AI可解释性 I | 对抗样本（Adversarial Sample）论文导读- Part I-CSDN博客

AI可解释性 I | 对抗样本（Adversarial Sample）论文导读（持续更新）

导言#

本文作为AI可解释性系列的第一部分，旨在以汉语整理并阅读对抗攻击（Adversarial Attack）相关的论文，并持续更新。与此同时，AI可解释性系列的第二部分：归因方法（Attribution）也即将上线，敬请期待。

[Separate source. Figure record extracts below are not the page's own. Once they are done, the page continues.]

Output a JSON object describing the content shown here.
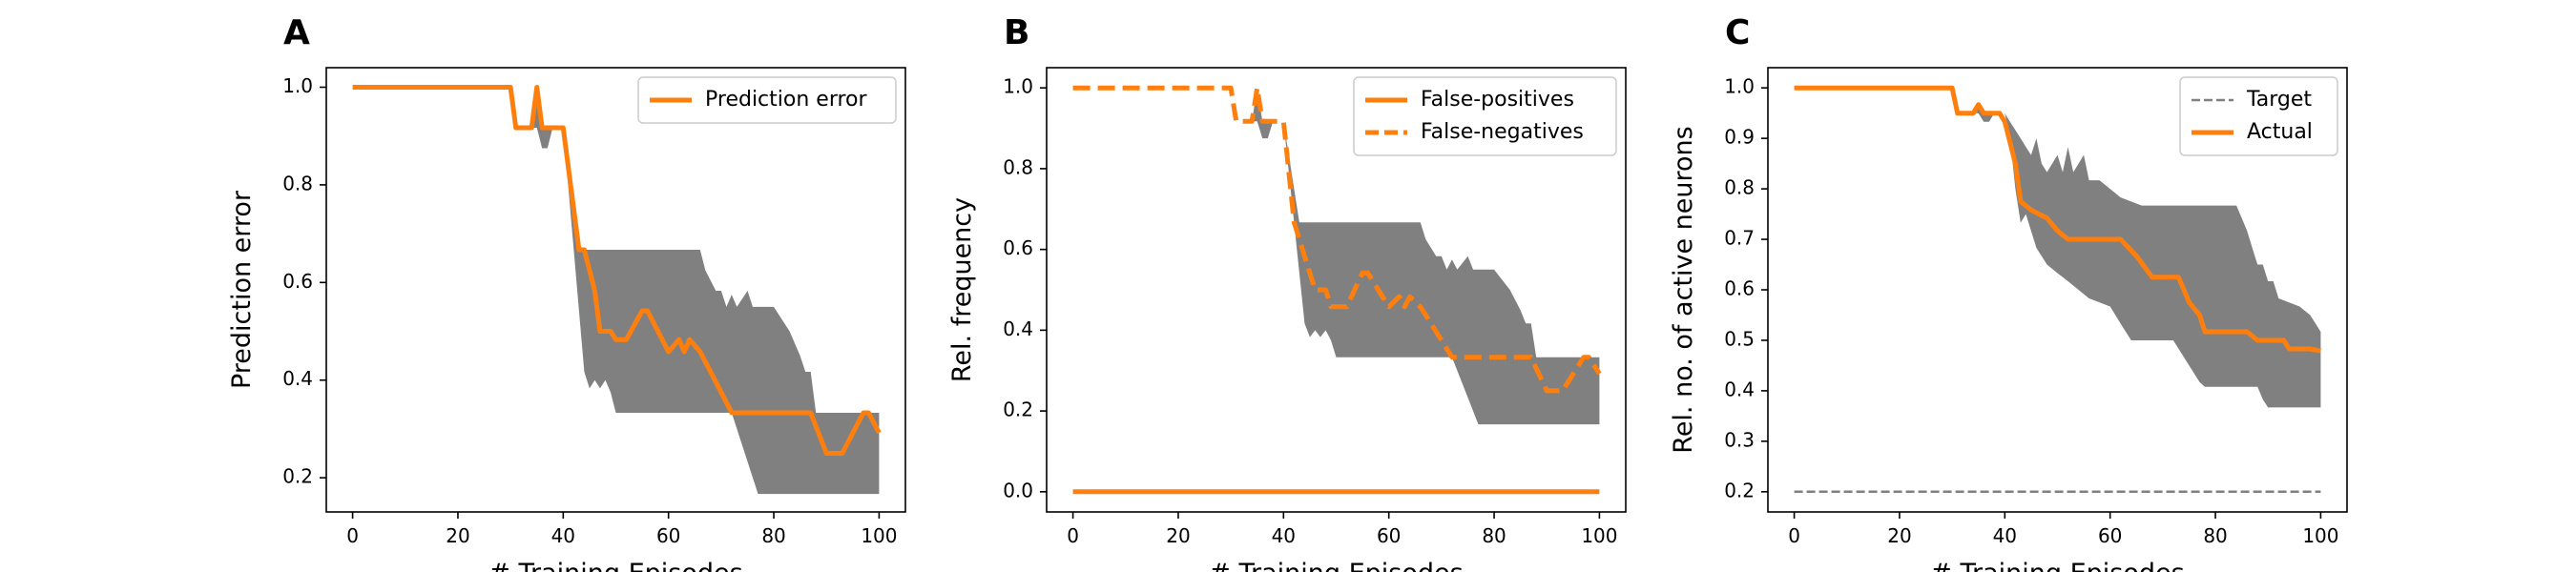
{
  "figure": {
    "panels": [
      {
        "letter": "A"
      },
      {
        "letter": "B"
      },
      {
        "letter": "C"
      }
    ]
  },
  "colors": {
    "orange": "#ff7f0e",
    "band": "#808080",
    "target": "#808080"
  },
  "chart_data": [
    {
      "type": "line",
      "xlabel": "# Training Episodes",
      "ylabel": "Prediction error",
      "xlim": [
        -5,
        105
      ],
      "ylim": [
        0.13,
        1.04
      ],
      "xticks": [
        0,
        20,
        40,
        60,
        80,
        100
      ],
      "yticks": [
        0.2,
        0.4,
        0.6,
        0.8,
        1.0
      ],
      "ytick_labels": [
        "0.2",
        "0.4",
        "0.6",
        "0.8",
        "1.0"
      ],
      "legend_position": "upper right",
      "series": [
        {
          "name": "Prediction error",
          "style": "solid",
          "points": [
            [
              0,
              1.0
            ],
            [
              30,
              1.0
            ],
            [
              31,
              0.917
            ],
            [
              34,
              0.917
            ],
            [
              35,
              1.0
            ],
            [
              36,
              0.917
            ],
            [
              37,
              0.917
            ],
            [
              38,
              0.917
            ],
            [
              40,
              0.917
            ],
            [
              43,
              0.667
            ],
            [
              44,
              0.667
            ],
            [
              46,
              0.583
            ],
            [
              47,
              0.5
            ],
            [
              49,
              0.5
            ],
            [
              50,
              0.483
            ],
            [
              52,
              0.483
            ],
            [
              55,
              0.542
            ],
            [
              56,
              0.542
            ],
            [
              58,
              0.5
            ],
            [
              60,
              0.458
            ],
            [
              62,
              0.483
            ],
            [
              63,
              0.458
            ],
            [
              64,
              0.483
            ],
            [
              66,
              0.458
            ],
            [
              68,
              0.417
            ],
            [
              70,
              0.375
            ],
            [
              72,
              0.333
            ],
            [
              87,
              0.333
            ],
            [
              90,
              0.25
            ],
            [
              93,
              0.25
            ],
            [
              97,
              0.333
            ],
            [
              98,
              0.333
            ],
            [
              100,
              0.292
            ]
          ]
        }
      ],
      "band": {
        "upper": [
          [
            0,
            1.0
          ],
          [
            30,
            1.0
          ],
          [
            31,
            0.917
          ],
          [
            34,
            0.917
          ],
          [
            35,
            1.0
          ],
          [
            36,
            0.917
          ],
          [
            40,
            0.917
          ],
          [
            43,
            0.667
          ],
          [
            66,
            0.667
          ],
          [
            67,
            0.625
          ],
          [
            69,
            0.583
          ],
          [
            70,
            0.583
          ],
          [
            71,
            0.55
          ],
          [
            72,
            0.575
          ],
          [
            73,
            0.55
          ],
          [
            75,
            0.583
          ],
          [
            76,
            0.55
          ],
          [
            80,
            0.55
          ],
          [
            83,
            0.5
          ],
          [
            85,
            0.45
          ],
          [
            86,
            0.417
          ],
          [
            87,
            0.417
          ],
          [
            88,
            0.333
          ],
          [
            100,
            0.333
          ]
        ],
        "lower": [
          [
            0,
            1.0
          ],
          [
            30,
            1.0
          ],
          [
            31,
            0.917
          ],
          [
            34,
            0.917
          ],
          [
            35,
            0.917
          ],
          [
            36,
            0.875
          ],
          [
            37,
            0.875
          ],
          [
            38,
            0.917
          ],
          [
            40,
            0.917
          ],
          [
            44,
            0.417
          ],
          [
            45,
            0.383
          ],
          [
            46,
            0.4
          ],
          [
            47,
            0.383
          ],
          [
            48,
            0.4
          ],
          [
            49,
            0.375
          ],
          [
            50,
            0.333
          ],
          [
            72,
            0.333
          ],
          [
            77,
            0.167
          ],
          [
            100,
            0.167
          ]
        ]
      }
    },
    {
      "type": "line",
      "xlabel": "# Training Episodes",
      "ylabel": "Rel. frequency",
      "xlim": [
        -5,
        105
      ],
      "ylim": [
        -0.05,
        1.05
      ],
      "xticks": [
        0,
        20,
        40,
        60,
        80,
        100
      ],
      "yticks": [
        0.0,
        0.2,
        0.4,
        0.6,
        0.8,
        1.0
      ],
      "ytick_labels": [
        "0.0",
        "0.2",
        "0.4",
        "0.6",
        "0.8",
        "1.0"
      ],
      "legend_position": "upper right",
      "series": [
        {
          "name": "False-positives",
          "style": "solid",
          "points": [
            [
              0,
              0.0
            ],
            [
              100,
              0.0
            ]
          ]
        },
        {
          "name": "False-negatives",
          "style": "dashed",
          "points": [
            [
              0,
              1.0
            ],
            [
              30,
              1.0
            ],
            [
              31,
              0.917
            ],
            [
              34,
              0.917
            ],
            [
              35,
              1.0
            ],
            [
              36,
              0.917
            ],
            [
              37,
              0.917
            ],
            [
              40,
              0.917
            ],
            [
              42,
              0.667
            ],
            [
              44,
              0.583
            ],
            [
              46,
              0.5
            ],
            [
              48,
              0.5
            ],
            [
              49,
              0.458
            ],
            [
              52,
              0.458
            ],
            [
              55,
              0.542
            ],
            [
              56,
              0.542
            ],
            [
              58,
              0.5
            ],
            [
              60,
              0.458
            ],
            [
              62,
              0.483
            ],
            [
              63,
              0.458
            ],
            [
              64,
              0.483
            ],
            [
              66,
              0.458
            ],
            [
              68,
              0.417
            ],
            [
              70,
              0.375
            ],
            [
              72,
              0.333
            ],
            [
              87,
              0.333
            ],
            [
              90,
              0.25
            ],
            [
              93,
              0.25
            ],
            [
              97,
              0.333
            ],
            [
              98,
              0.333
            ],
            [
              100,
              0.292
            ]
          ]
        }
      ],
      "band": {
        "upper": [
          [
            0,
            1.0
          ],
          [
            30,
            1.0
          ],
          [
            31,
            0.917
          ],
          [
            34,
            0.917
          ],
          [
            35,
            1.0
          ],
          [
            36,
            0.917
          ],
          [
            40,
            0.917
          ],
          [
            43,
            0.667
          ],
          [
            66,
            0.667
          ],
          [
            67,
            0.625
          ],
          [
            69,
            0.583
          ],
          [
            70,
            0.583
          ],
          [
            71,
            0.55
          ],
          [
            72,
            0.575
          ],
          [
            73,
            0.55
          ],
          [
            75,
            0.583
          ],
          [
            76,
            0.55
          ],
          [
            80,
            0.55
          ],
          [
            83,
            0.5
          ],
          [
            85,
            0.45
          ],
          [
            86,
            0.417
          ],
          [
            87,
            0.417
          ],
          [
            88,
            0.333
          ],
          [
            100,
            0.333
          ]
        ],
        "lower": [
          [
            0,
            1.0
          ],
          [
            30,
            1.0
          ],
          [
            31,
            0.917
          ],
          [
            34,
            0.917
          ],
          [
            35,
            0.917
          ],
          [
            36,
            0.875
          ],
          [
            37,
            0.875
          ],
          [
            38,
            0.917
          ],
          [
            40,
            0.917
          ],
          [
            44,
            0.417
          ],
          [
            45,
            0.383
          ],
          [
            46,
            0.4
          ],
          [
            47,
            0.383
          ],
          [
            48,
            0.4
          ],
          [
            49,
            0.375
          ],
          [
            50,
            0.333
          ],
          [
            72,
            0.333
          ],
          [
            77,
            0.167
          ],
          [
            100,
            0.167
          ]
        ]
      }
    },
    {
      "type": "line",
      "xlabel": "# Training Episodes",
      "ylabel": "Rel. no. of active neurons",
      "xlim": [
        -5,
        105
      ],
      "ylim": [
        0.16,
        1.04
      ],
      "xticks": [
        0,
        20,
        40,
        60,
        80,
        100
      ],
      "yticks": [
        0.2,
        0.3,
        0.4,
        0.5,
        0.6,
        0.7,
        0.8,
        0.9,
        1.0
      ],
      "ytick_labels": [
        "0.2",
        "0.3",
        "0.4",
        "0.5",
        "0.6",
        "0.7",
        "0.8",
        "0.9",
        "1.0"
      ],
      "legend_position": "upper right",
      "series": [
        {
          "name": "Target",
          "style": "dashed-thin",
          "points": [
            [
              0,
              0.2
            ],
            [
              100,
              0.2
            ]
          ]
        },
        {
          "name": "Actual",
          "style": "solid",
          "points": [
            [
              0,
              1.0
            ],
            [
              30,
              1.0
            ],
            [
              31,
              0.95
            ],
            [
              34,
              0.95
            ],
            [
              35,
              0.967
            ],
            [
              36,
              0.95
            ],
            [
              39,
              0.95
            ],
            [
              40,
              0.933
            ],
            [
              42,
              0.85
            ],
            [
              43,
              0.775
            ],
            [
              45,
              0.758
            ],
            [
              48,
              0.742
            ],
            [
              50,
              0.717
            ],
            [
              52,
              0.7
            ],
            [
              62,
              0.7
            ],
            [
              65,
              0.667
            ],
            [
              68,
              0.625
            ],
            [
              73,
              0.625
            ],
            [
              75,
              0.575
            ],
            [
              77,
              0.55
            ],
            [
              78,
              0.517
            ],
            [
              86,
              0.517
            ],
            [
              88,
              0.5
            ],
            [
              93,
              0.5
            ],
            [
              94,
              0.483
            ],
            [
              98,
              0.483
            ],
            [
              100,
              0.479
            ]
          ]
        }
      ],
      "band": {
        "upper": [
          [
            0,
            1.0
          ],
          [
            30,
            1.0
          ],
          [
            31,
            0.95
          ],
          [
            34,
            0.95
          ],
          [
            35,
            0.967
          ],
          [
            36,
            0.95
          ],
          [
            40,
            0.95
          ],
          [
            41,
            0.933
          ],
          [
            43,
            0.9
          ],
          [
            44,
            0.883
          ],
          [
            45,
            0.867
          ],
          [
            46,
            0.9
          ],
          [
            47,
            0.85
          ],
          [
            48,
            0.833
          ],
          [
            50,
            0.867
          ],
          [
            51,
            0.833
          ],
          [
            52,
            0.883
          ],
          [
            53,
            0.833
          ],
          [
            55,
            0.867
          ],
          [
            56,
            0.817
          ],
          [
            58,
            0.817
          ],
          [
            62,
            0.783
          ],
          [
            66,
            0.767
          ],
          [
            84,
            0.767
          ],
          [
            86,
            0.717
          ],
          [
            87,
            0.683
          ],
          [
            88,
            0.65
          ],
          [
            89,
            0.65
          ],
          [
            90,
            0.617
          ],
          [
            91,
            0.617
          ],
          [
            92,
            0.583
          ],
          [
            96,
            0.567
          ],
          [
            98,
            0.55
          ],
          [
            100,
            0.517
          ]
        ],
        "lower": [
          [
            0,
            1.0
          ],
          [
            30,
            1.0
          ],
          [
            31,
            0.95
          ],
          [
            34,
            0.95
          ],
          [
            35,
            0.95
          ],
          [
            36,
            0.933
          ],
          [
            37,
            0.933
          ],
          [
            38,
            0.95
          ],
          [
            40,
            0.95
          ],
          [
            41,
            0.9
          ],
          [
            42,
            0.8
          ],
          [
            43,
            0.733
          ],
          [
            44,
            0.75
          ],
          [
            46,
            0.683
          ],
          [
            48,
            0.65
          ],
          [
            50,
            0.633
          ],
          [
            52,
            0.617
          ],
          [
            56,
            0.583
          ],
          [
            60,
            0.567
          ],
          [
            62,
            0.533
          ],
          [
            64,
            0.5
          ],
          [
            72,
            0.5
          ],
          [
            75,
            0.45
          ],
          [
            77,
            0.417
          ],
          [
            78,
            0.408
          ],
          [
            88,
            0.408
          ],
          [
            89,
            0.383
          ],
          [
            90,
            0.367
          ],
          [
            100,
            0.367
          ]
        ]
      }
    }
  ]
}
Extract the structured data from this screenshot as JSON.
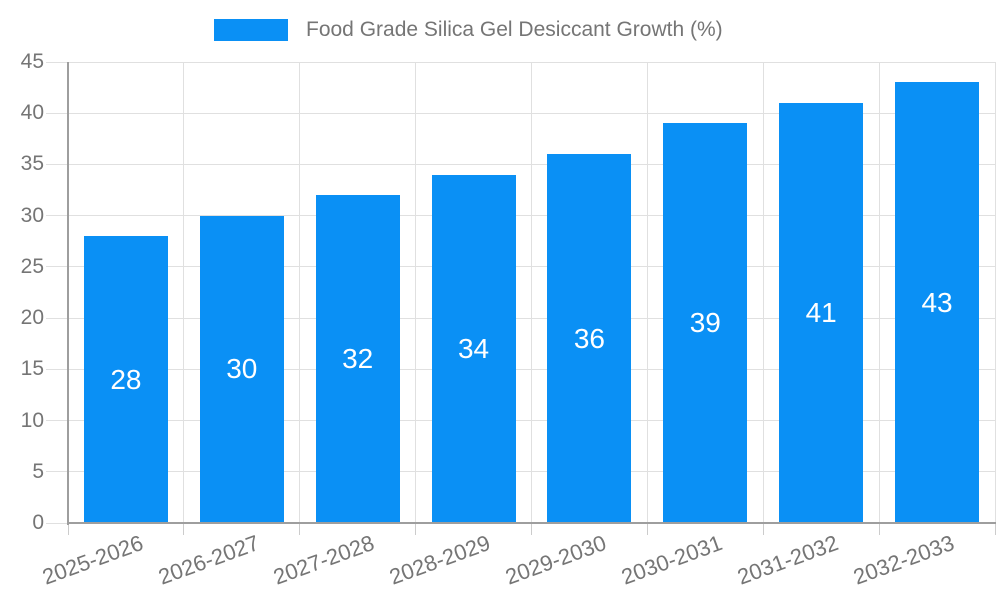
{
  "chart_data": {
    "type": "bar",
    "title": "Food Grade Silica Gel Desiccant Growth (%)",
    "legend_position": "top",
    "categories": [
      "2025-2026",
      "2026-2027",
      "2027-2028",
      "2028-2029",
      "2029-2030",
      "2030-2031",
      "2031-2032",
      "2032-2033"
    ],
    "values": [
      28,
      30,
      32,
      34,
      36,
      39,
      41,
      43
    ],
    "xlabel": "",
    "ylabel": "",
    "ylim": [
      0,
      45
    ],
    "yticks": [
      0,
      5,
      10,
      15,
      20,
      25,
      30,
      35,
      40,
      45
    ],
    "grid": "horizontal-and-vertical",
    "value_labels": "inside-center-white",
    "x_label_rotation_deg": -20,
    "colors": {
      "bar": "#0a90f5",
      "value_label": "#ffffff",
      "axis_text": "#757575",
      "gridline": "#e0e0e0",
      "tick_line": "#cccccc",
      "axis_line": "#9e9e9e",
      "background": "#ffffff"
    }
  }
}
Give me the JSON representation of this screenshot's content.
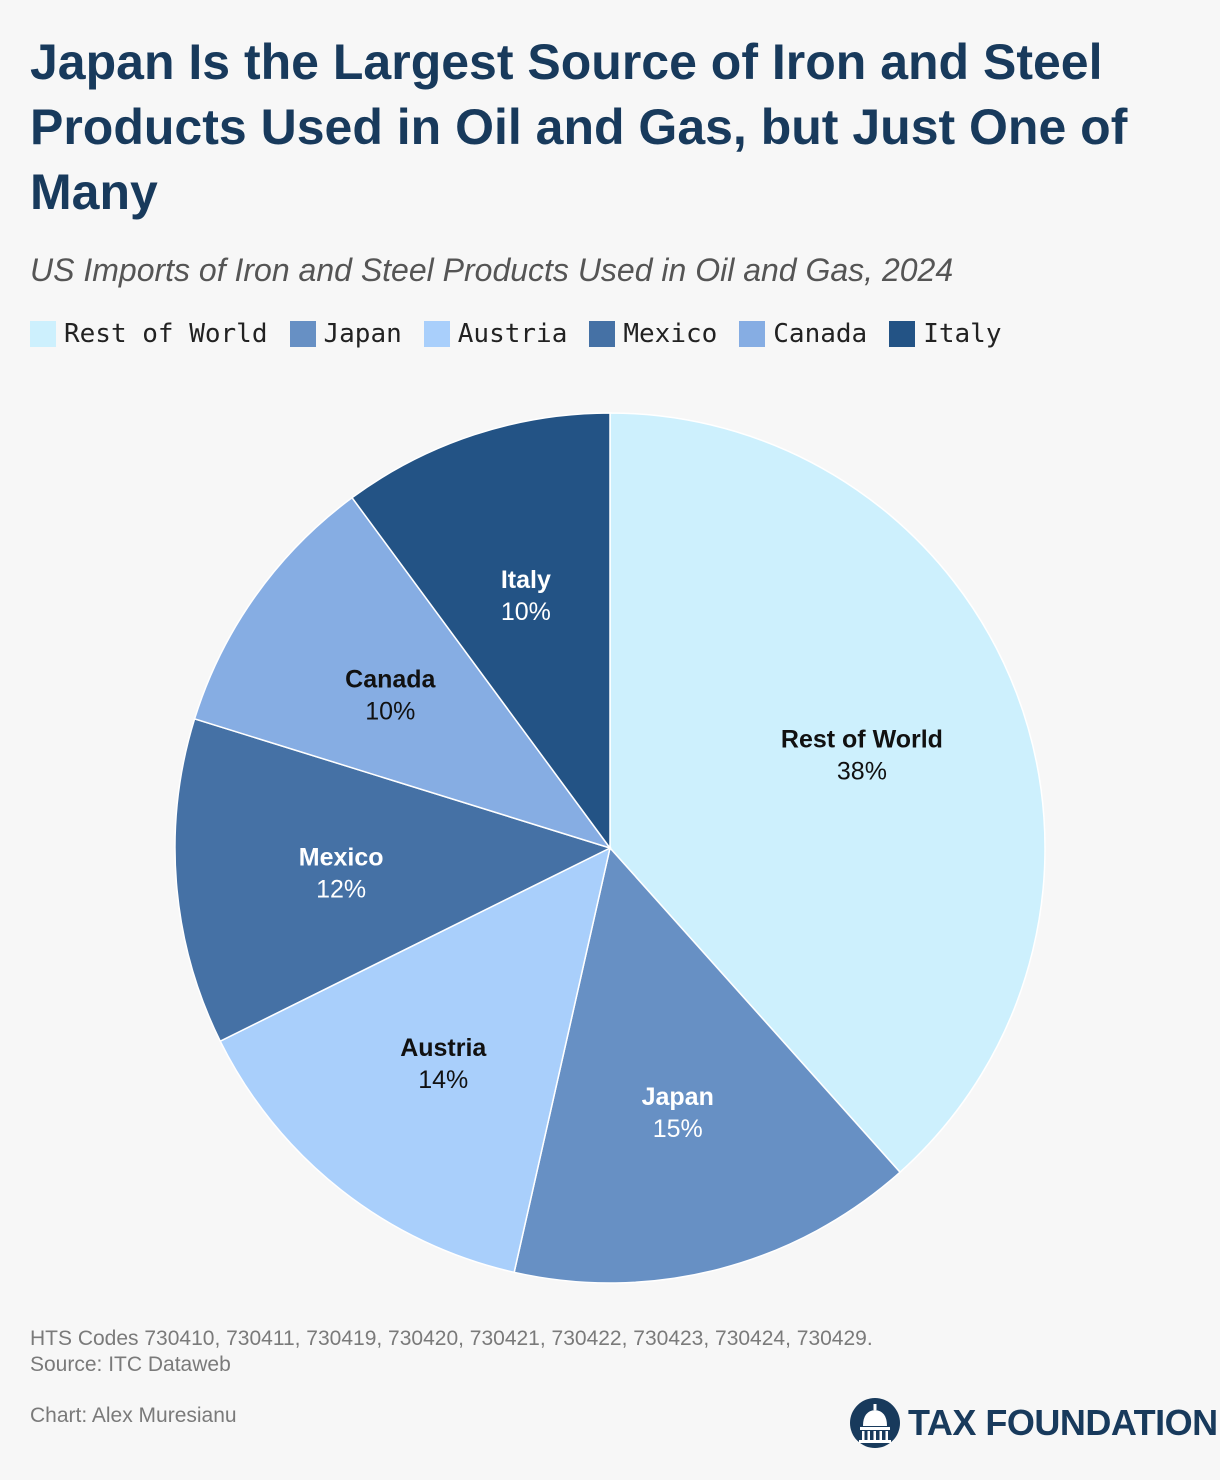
{
  "header": {
    "title": "Japan Is the Largest Source of Iron and Steel Products Used in Oil and Gas, but Just One of Many",
    "subtitle": "US Imports of Iron and Steel Products Used in Oil and Gas, 2024"
  },
  "chart_data": {
    "type": "pie",
    "title": "Japan Is the Largest Source of Iron and Steel Products Used in Oil and Gas, but Just One of Many",
    "subtitle": "US Imports of Iron and Steel Products Used in Oil and Gas, 2024",
    "legend_placement": "top",
    "slices": [
      {
        "name": "Rest of World",
        "value": 38,
        "label": "38%",
        "color": "#cdf0fd",
        "text_color": "#111111"
      },
      {
        "name": "Japan",
        "value": 15,
        "label": "15%",
        "color": "#6790c4",
        "text_color": "#ffffff"
      },
      {
        "name": "Austria",
        "value": 14,
        "label": "14%",
        "color": "#a9cffb",
        "text_color": "#111111"
      },
      {
        "name": "Mexico",
        "value": 12,
        "label": "12%",
        "color": "#4571a5",
        "text_color": "#ffffff"
      },
      {
        "name": "Canada",
        "value": 10,
        "label": "10%",
        "color": "#86ade3",
        "text_color": "#111111"
      },
      {
        "name": "Italy",
        "value": 10,
        "label": "10%",
        "color": "#235385",
        "text_color": "#ffffff"
      }
    ]
  },
  "footer": {
    "notes": "HTS Codes 730410, 730411, 730419, 730420, 730421, 730422, 730423, 730424, 730429.",
    "source": "Source: ITC Dataweb",
    "credit": "Chart: Alex Muresianu",
    "brand": "TAX FOUNDATION",
    "brand_color": "#183a5c"
  }
}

Intriguing properties of neural networks（Dec 2013）#

作者：Christian Szegedy

简介#

Intriguing properties of neural networks 乃是对抗攻击的开山之作，首次发现并将对抗样本命名为Adversarial Sample，首先发现了神经网络存在的两个性质：

单个高层神经元和多个高层神经元的线性组合之间并无差别，即表示语义信息的是高层神经元的空间而非某个具体的神经元

there is no distinction between individual high level units and random linear combinations of high level units, ..., it is the space, rather than the individual units, that contains of the semantic information in the high layers of neural networks.
神经网络的输入-输出之间的映射很大程度是不连续的，可以通过对样本施加难以觉察的噪声扰动（perturbation）最大化网络预测误差以使得网络错误分类，并且可以证明这种扰动并不是一种随机的学习走样（random artifact of learning），可以应用在不同数据集训练的不同结构的神经网络

we find that deep neural networks learn input-output mappings that are fairly discontinuous to a significant extend. Specifically, we find that we can cause the network to misclassify an image by applying a certain imperceptible perturbation, which is found by maximizing the network's prediction error. In addition, the specific nature of these perturbations is not a random artifact of learning: the same perturbation can cause a different network, that was trained on a different subset of the dataset, to misclassify the same input.

神经元激活#

文章通过实验证明，某个神经元的方向（natural basis direction）和随机挑选一个方向（random basis）再和整个层级的激活值作余弦相似度之后的结果完全不可区分。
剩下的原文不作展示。